Using grid technology, these same scholars can re-use and collaboratively implement their services, thereby enhancing the quality and efficiency of their work.
TextGrid builds on this concept, creating grid-based utilities and a service-oriented architecture that offers its users an entirely new way of implementing and sharing their tools. As part of this TextGrid has already created a semantic service registry and is further working to define interoperability standards in cooperation with international partners.
What do you do with a million books?
Gregory Crane asks “What do you do with a million books?1” A humanities grid for the integration of data and services is the basis for a host of creative answers. Morpho-syntactic text analysis, text mining and sub-symbolic means for text classification are just some of the techniques that can contribute to and benefit from such an environment.
The humanities are huge and diverse, with exciting applications that address a range of users. Alongside TextGrid are large-scale infrastructure initiatives such as DARIAH (Digital Research Infrastructure for the Arts and Humanities,) and CLARIN (Common Language Resources and Technology Infrastructure), as well as grass-roots projects such as Interedition.

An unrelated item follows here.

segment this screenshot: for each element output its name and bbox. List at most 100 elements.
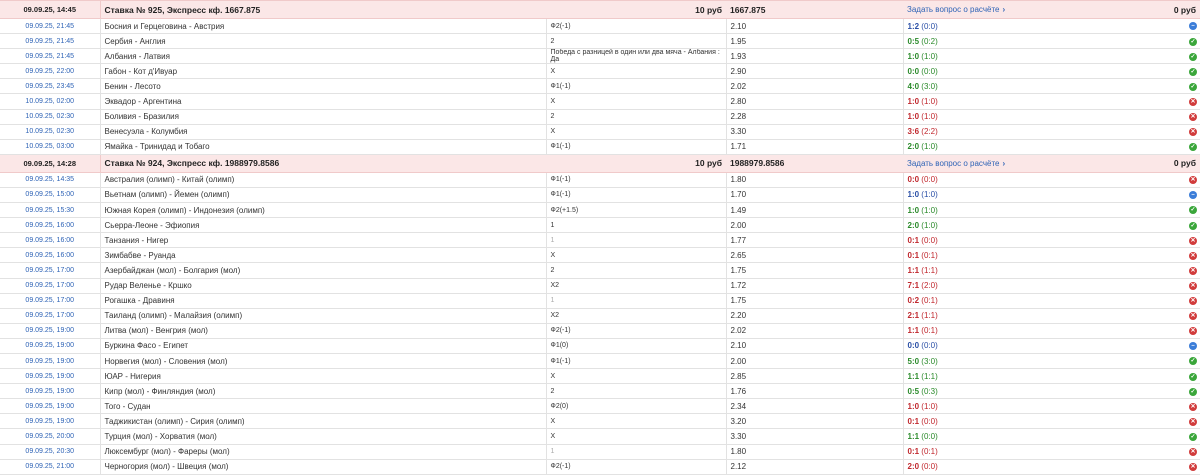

The e-humanities are rapidly warming to the potential of grid technology, and while the humanities were not among the earliest grid innovators, they can now equally benefit from and contribute to the grid community. Their experience with metadata and interoperability, preservation and persistent identification, repositories, knowledge management and more may prove invaluable as grids continue to develop, moving from low-level resource management to higher level services.
TextGrid aims to release a beta version during 2008, and will be employed in regular university classes by the end of 2008.
- Andreas Aschenbrenner, Goettingen State and University Library
Gregory Crane, What Do You Do with a Million Books? In: D-Lib Magazine v.12, n.3. March 2006.